Never exceed rotor RPM ratings, even if a target RCF seems low. Temperature, tube balance, and rotor condition matter. When comparing runs across different rotors, matching RCF is usually better than matching RPM, and recording radius improves reproducibility. If a rotor vibrates or warms unusually, stop the run and recheck balance and tube seating.

FAQs

1) What radius should I use for the most accurate RCF?

Use the effective radius for the tube position you are using, measured from the rotation axis to the sample. Manufacturer rotor charts often list effective radius values for common adapters and tube sizes.

2) Why do two rotors give different RCF at the same RPM?

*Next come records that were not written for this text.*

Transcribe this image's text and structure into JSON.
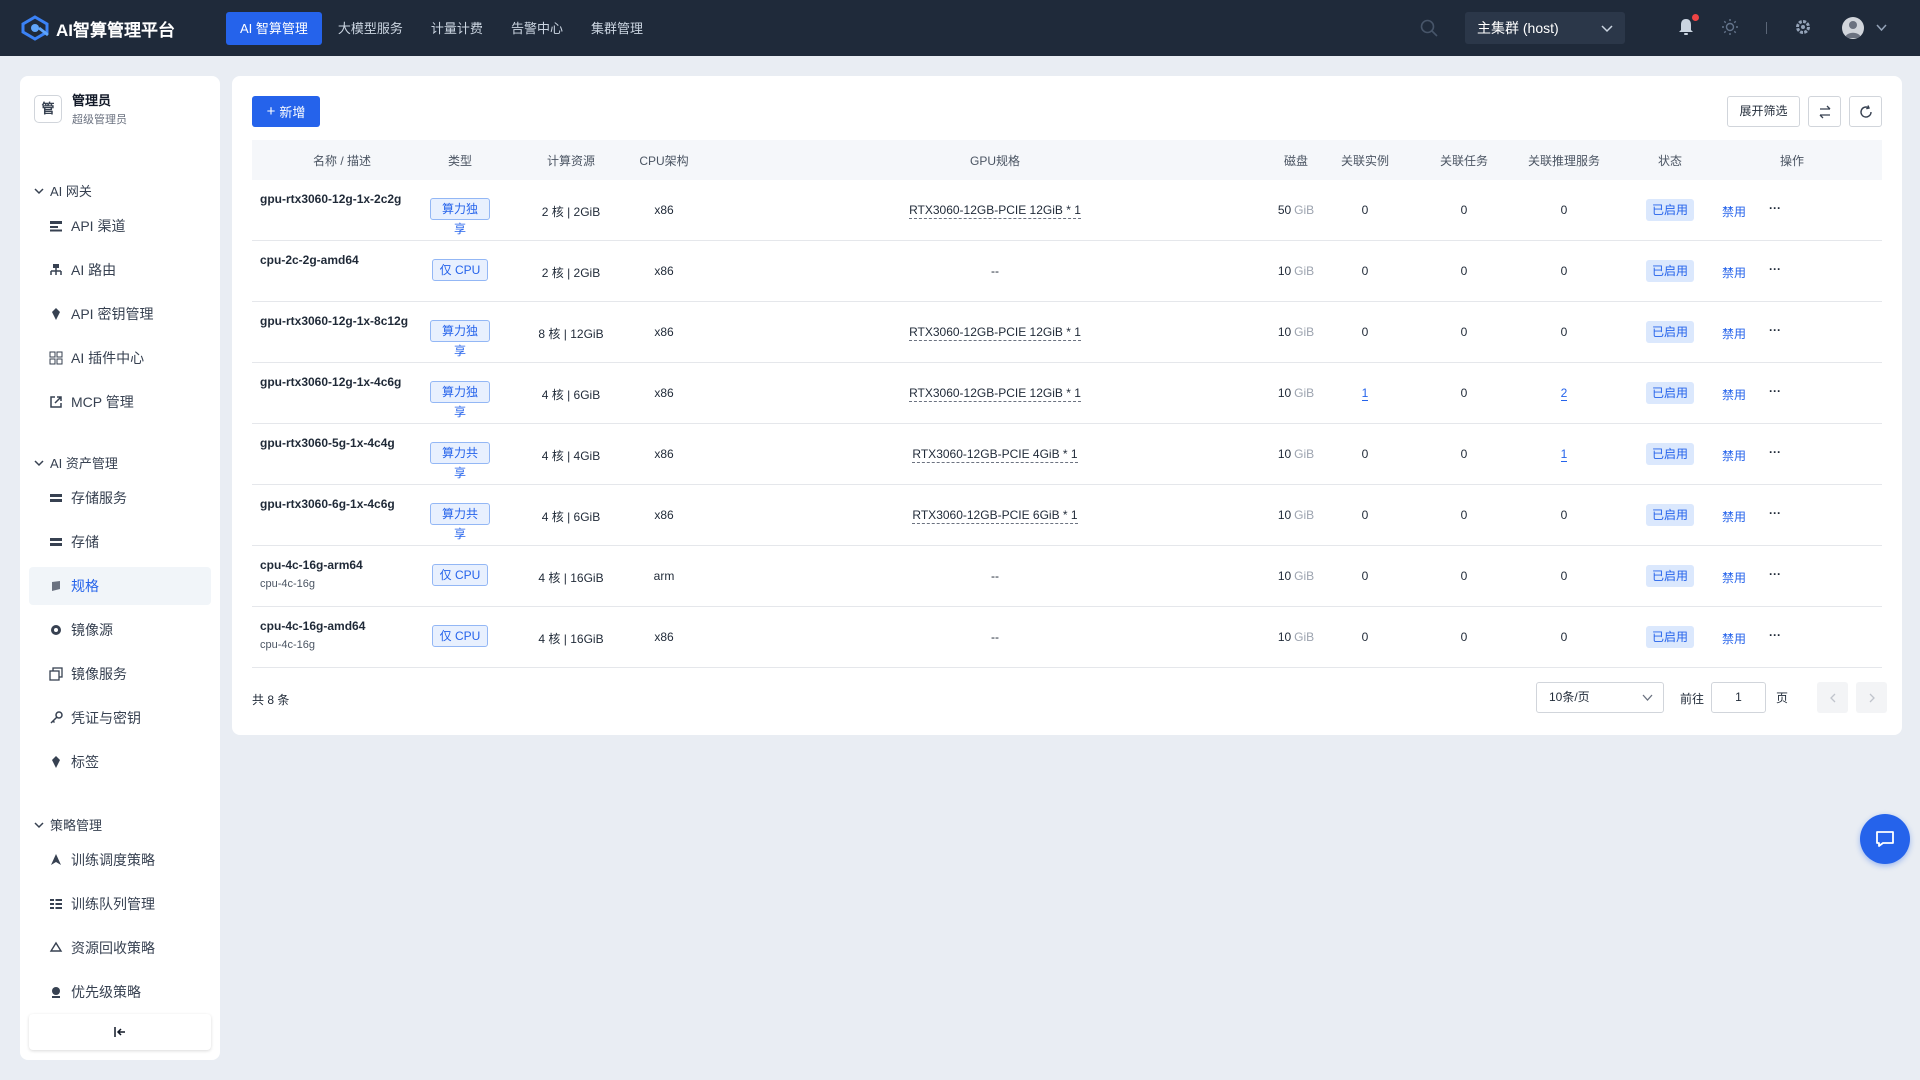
{
  "app": {
    "title": "AI智算管理平台"
  },
  "topnav": [
    {
      "label": "AI 智算管理",
      "active": true
    },
    {
      "label": "大模型服务",
      "active": false
    },
    {
      "label": "计量计费",
      "active": false
    },
    {
      "label": "告警中心",
      "active": false
    },
    {
      "label": "集群管理",
      "active": false
    }
  ],
  "cluster": {
    "selected": "主集群 (host)"
  },
  "user": {
    "badge": "管",
    "name": "管理员",
    "role": "超级管理员"
  },
  "sidebar": {
    "groups": [
      {
        "title": "AI 网关",
        "items": [
          {
            "label": "API 渠道",
            "icon": "api-channel-icon"
          },
          {
            "label": "AI 路由",
            "icon": "route-icon"
          },
          {
            "label": "API 密钥管理",
            "icon": "key-icon"
          },
          {
            "label": "AI 插件中心",
            "icon": "plugin-grid-icon"
          },
          {
            "label": "MCP 管理",
            "icon": "external-link-icon"
          }
        ]
      },
      {
        "title": "AI 资产管理",
        "items": [
          {
            "label": "存储服务",
            "icon": "storage-service-icon"
          },
          {
            "label": "存储",
            "icon": "storage-icon"
          },
          {
            "label": "规格",
            "icon": "spec-icon",
            "active": true
          },
          {
            "label": "镜像源",
            "icon": "image-source-icon"
          },
          {
            "label": "镜像服务",
            "icon": "image-service-icon"
          },
          {
            "label": "凭证与密钥",
            "icon": "credential-key-icon"
          },
          {
            "label": "标签",
            "icon": "tag-icon"
          }
        ]
      },
      {
        "title": "策略管理",
        "items": [
          {
            "label": "训练调度策略",
            "icon": "schedule-icon"
          },
          {
            "label": "训练队列管理",
            "icon": "queue-icon"
          },
          {
            "label": "资源回收策略",
            "icon": "recycle-icon"
          },
          {
            "label": "优先级策略",
            "icon": "priority-icon"
          }
        ]
      }
    ]
  },
  "toolbar": {
    "add_label": "新增",
    "filter_label": "展开筛选"
  },
  "table": {
    "headers": {
      "name": "名称 / 描述",
      "type": "类型",
      "compute": "计算资源",
      "cpu_arch": "CPU架构",
      "gpu": "GPU规格",
      "disk": "磁盘",
      "instances": "关联实例",
      "tasks": "关联任务",
      "inference": "关联推理服务",
      "status": "状态",
      "ops": "操作"
    },
    "rows": [
      {
        "name": "gpu-rtx3060-12g-1x-2c2g",
        "desc": "",
        "type": "算力独享",
        "compute": "2 核 | 2GiB",
        "cpu_arch": "x86",
        "gpu": "RTX3060-12GB-PCIE 12GiB * 1",
        "disk_value": "50",
        "disk_unit": "GiB",
        "instances": "0",
        "tasks": "0",
        "inference": "0",
        "status": "已启用",
        "op": "禁用",
        "more": "···"
      },
      {
        "name": "cpu-2c-2g-amd64",
        "desc": "",
        "type": "仅 CPU",
        "compute": "2 核 | 2GiB",
        "cpu_arch": "x86",
        "gpu": "--",
        "disk_value": "10",
        "disk_unit": "GiB",
        "instances": "0",
        "tasks": "0",
        "inference": "0",
        "status": "已启用",
        "op": "禁用",
        "more": "···"
      },
      {
        "name": "gpu-rtx3060-12g-1x-8c12g",
        "desc": "",
        "type": "算力独享",
        "compute": "8 核 | 12GiB",
        "cpu_arch": "x86",
        "gpu": "RTX3060-12GB-PCIE 12GiB * 1",
        "disk_value": "10",
        "disk_unit": "GiB",
        "instances": "0",
        "tasks": "0",
        "inference": "0",
        "status": "已启用",
        "op": "禁用",
        "more": "···"
      },
      {
        "name": "gpu-rtx3060-12g-1x-4c6g",
        "desc": "",
        "type": "算力独享",
        "compute": "4 核 | 6GiB",
        "cpu_arch": "x86",
        "gpu": "RTX3060-12GB-PCIE 12GiB * 1",
        "disk_value": "10",
        "disk_unit": "GiB",
        "instances": "1",
        "tasks": "0",
        "inference": "2",
        "status": "已启用",
        "op": "禁用",
        "more": "···"
      },
      {
        "name": "gpu-rtx3060-5g-1x-4c4g",
        "desc": "",
        "type": "算力共享",
        "compute": "4 核 | 4GiB",
        "cpu_arch": "x86",
        "gpu": "RTX3060-12GB-PCIE 4GiB * 1",
        "disk_value": "10",
        "disk_unit": "GiB",
        "instances": "0",
        "tasks": "0",
        "inference": "1",
        "status": "已启用",
        "op": "禁用",
        "more": "···"
      },
      {
        "name": "gpu-rtx3060-6g-1x-4c6g",
        "desc": "",
        "type": "算力共享",
        "compute": "4 核 | 6GiB",
        "cpu_arch": "x86",
        "gpu": "RTX3060-12GB-PCIE 6GiB * 1",
        "disk_value": "10",
        "disk_unit": "GiB",
        "instances": "0",
        "tasks": "0",
        "inference": "0",
        "status": "已启用",
        "op": "禁用",
        "more": "···"
      },
      {
        "name": "cpu-4c-16g-arm64",
        "desc": "cpu-4c-16g",
        "type": "仅 CPU",
        "compute": "4 核 | 16GiB",
        "cpu_arch": "arm",
        "gpu": "--",
        "disk_value": "10",
        "disk_unit": "GiB",
        "instances": "0",
        "tasks": "0",
        "inference": "0",
        "status": "已启用",
        "op": "禁用",
        "more": "···"
      },
      {
        "name": "cpu-4c-16g-amd64",
        "desc": "cpu-4c-16g",
        "type": "仅 CPU",
        "compute": "4 核 | 16GiB",
        "cpu_arch": "x86",
        "gpu": "--",
        "disk_value": "10",
        "disk_unit": "GiB",
        "instances": "0",
        "tasks": "0",
        "inference": "0",
        "status": "已启用",
        "op": "禁用",
        "more": "···"
      }
    ]
  },
  "pagination": {
    "total_text": "共 8 条",
    "page_size": "10条/页",
    "goto_label": "前往",
    "current_page": "1",
    "page_suffix": "页"
  },
  "colors": {
    "accent": "#2563eb",
    "topbar": "#1f2a3a",
    "background": "#e9edf3"
  }
}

RCF is proportional to radius and RPM squared. A larger radius increases RCF at the same RPM, so different rotor geometries and tube positions change the actual g-force delivered to the sample.

3) Can I match an old protocol that lists only RPM?

You can estimate RCF if you know the rotor radius used in the original protocol. Without radius, RPM-only protocols are ambiguous, so it is safer to convert to RCF and document your rotor and tube position.

4) Does RCF change if I use inches or millimeters?

No. Units only affect input convenience. This tool converts the entered measurement to centimeters internally, then applies the same formula. The physical RCF depends on the true radius and RPM, not the unit label.

5) Why is RPM related to RCF by a square root in reverse mode?

The formula includes RPM squared. Solving for RPM requires taking a square root, so changes in RCF translate into smaller relative changes in RPM, especially when your rotor radius stays constant.

6) Is it safer to compare runs using RCF or RPM?

RCF is usually safer for comparing protocols across different rotors because it accounts for radius. Still, always respect rotor maximum RPM and verify that your tubes, adapters, and balance practices match the intended run conditions.